Without “spoiling” the episode for those who still plan to tune in Sunday, I’ll say that characters are still the main problem. It’s going to be a rough season if the writers don’t eventually get a handle on their protagonist, Linden, who is all over the place in the premiere. Is she the only righteous and heroic detective in a corrupt department? Is she moving closer to the truth or losing her grip on reality? Is she just super-stressed out or legitimately mentally ill? Do we even want her to keep her son, or is she an irredeemably unfit mother? Will we ever find out more about that mysterious case from the past that we’re being led to believe drove her over the edge? Considering what she’s up against, it makes perfect sense for Linden to start falling apart, but her behavior is so different from scene to scene that it’s difficult to get a read on where she’s heading. (This isn’t an acting issue; Enos, like most of the other actors on the show, is doing the best possible job with the clumsy, puzzling lines she’s given.) Add to that last season’s inadequate exploration of her inner life and we see an unraveling character who is normally… who, exactly?
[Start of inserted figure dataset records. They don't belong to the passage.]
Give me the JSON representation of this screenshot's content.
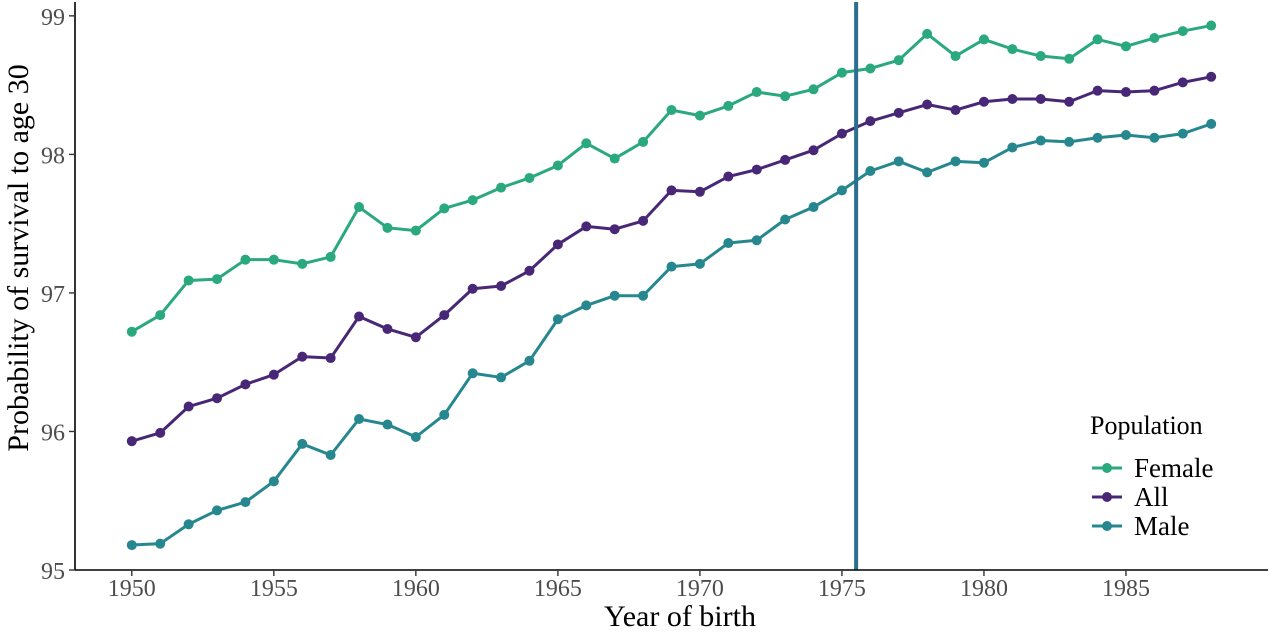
{
  "chart_data": {
    "type": "line",
    "title": "",
    "xlabel": "Year of birth",
    "ylabel": "Probability of survival to age 30",
    "xlim": [
      1948,
      1990
    ],
    "ylim": [
      95,
      99.1
    ],
    "x_ticks": [
      1950,
      1955,
      1960,
      1965,
      1970,
      1975,
      1980,
      1985
    ],
    "y_ticks": [
      95,
      96,
      97,
      98,
      99
    ],
    "grid": false,
    "vline": {
      "x": 1975.5,
      "color": "#2a6f8e"
    },
    "x": [
      1950,
      1951,
      1952,
      1953,
      1954,
      1955,
      1956,
      1957,
      1958,
      1959,
      1960,
      1961,
      1962,
      1963,
      1964,
      1965,
      1966,
      1967,
      1968,
      1969,
      1970,
      1971,
      1972,
      1973,
      1974,
      1975,
      1976,
      1977,
      1978,
      1979,
      1980,
      1981,
      1982,
      1983,
      1984,
      1985,
      1986,
      1987,
      1988
    ],
    "series": [
      {
        "name": "Female",
        "color": "#2aa87e",
        "values": [
          96.72,
          96.84,
          97.09,
          97.1,
          97.24,
          97.24,
          97.21,
          97.26,
          97.62,
          97.47,
          97.45,
          97.61,
          97.67,
          97.76,
          97.83,
          97.92,
          98.08,
          97.97,
          98.09,
          98.32,
          98.28,
          98.35,
          98.45,
          98.42,
          98.47,
          98.59,
          98.62,
          98.68,
          98.87,
          98.71,
          98.83,
          98.76,
          98.71,
          98.69,
          98.83,
          98.78,
          98.84,
          98.89,
          98.93
        ]
      },
      {
        "name": "All",
        "color": "#482876",
        "values": [
          95.93,
          95.99,
          96.18,
          96.24,
          96.34,
          96.41,
          96.54,
          96.53,
          96.83,
          96.74,
          96.68,
          96.84,
          97.03,
          97.05,
          97.16,
          97.35,
          97.48,
          97.46,
          97.52,
          97.74,
          97.73,
          97.84,
          97.89,
          97.96,
          98.03,
          98.15,
          98.24,
          98.3,
          98.36,
          98.32,
          98.38,
          98.4,
          98.4,
          98.38,
          98.46,
          98.45,
          98.46,
          98.52,
          98.56
        ]
      },
      {
        "name": "Male",
        "color": "#26878e",
        "values": [
          95.18,
          95.19,
          95.33,
          95.43,
          95.49,
          95.64,
          95.91,
          95.83,
          96.09,
          96.05,
          95.96,
          96.12,
          96.42,
          96.39,
          96.51,
          96.81,
          96.91,
          96.98,
          96.98,
          97.19,
          97.21,
          97.36,
          97.38,
          97.53,
          97.62,
          97.74,
          97.88,
          97.95,
          97.87,
          97.95,
          97.94,
          98.05,
          98.1,
          98.09,
          98.12,
          98.14,
          98.12,
          98.15,
          98.22
        ]
      }
    ],
    "legend": {
      "title": "Population",
      "placement": "bottom-right",
      "order": [
        "Female",
        "All",
        "Male"
      ]
    }
  }
}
The pacing doesn’t help, either. Perhaps because The Killing has such a big cast, the premiere plays out in an endless succession of quick scenes. Major events unfold, but there’s no room for them to sink in. Instead, we hop from plot point to plot point, piling on the “aha” moments as our confusion about motivations, mental states, and, frankly, who certain minor characters from Season 1 actually are, grows. After two hours, no moment in particular resonates. With every story line shouting for attention at exactly the same volume, no single character’s plight sticks with us.

If Sud and her staff wanted to win back the viewers they lost after a disastrous season finale, they should have offered some brilliant scene or character breakthrough that we could latch onto. But The Killing remains as indifferent and alienating as ever, the tangled threads of plot serving only to reinforce the show’s difficulty, as though that mark of highbrow television could ever stand in for engaging storytelling.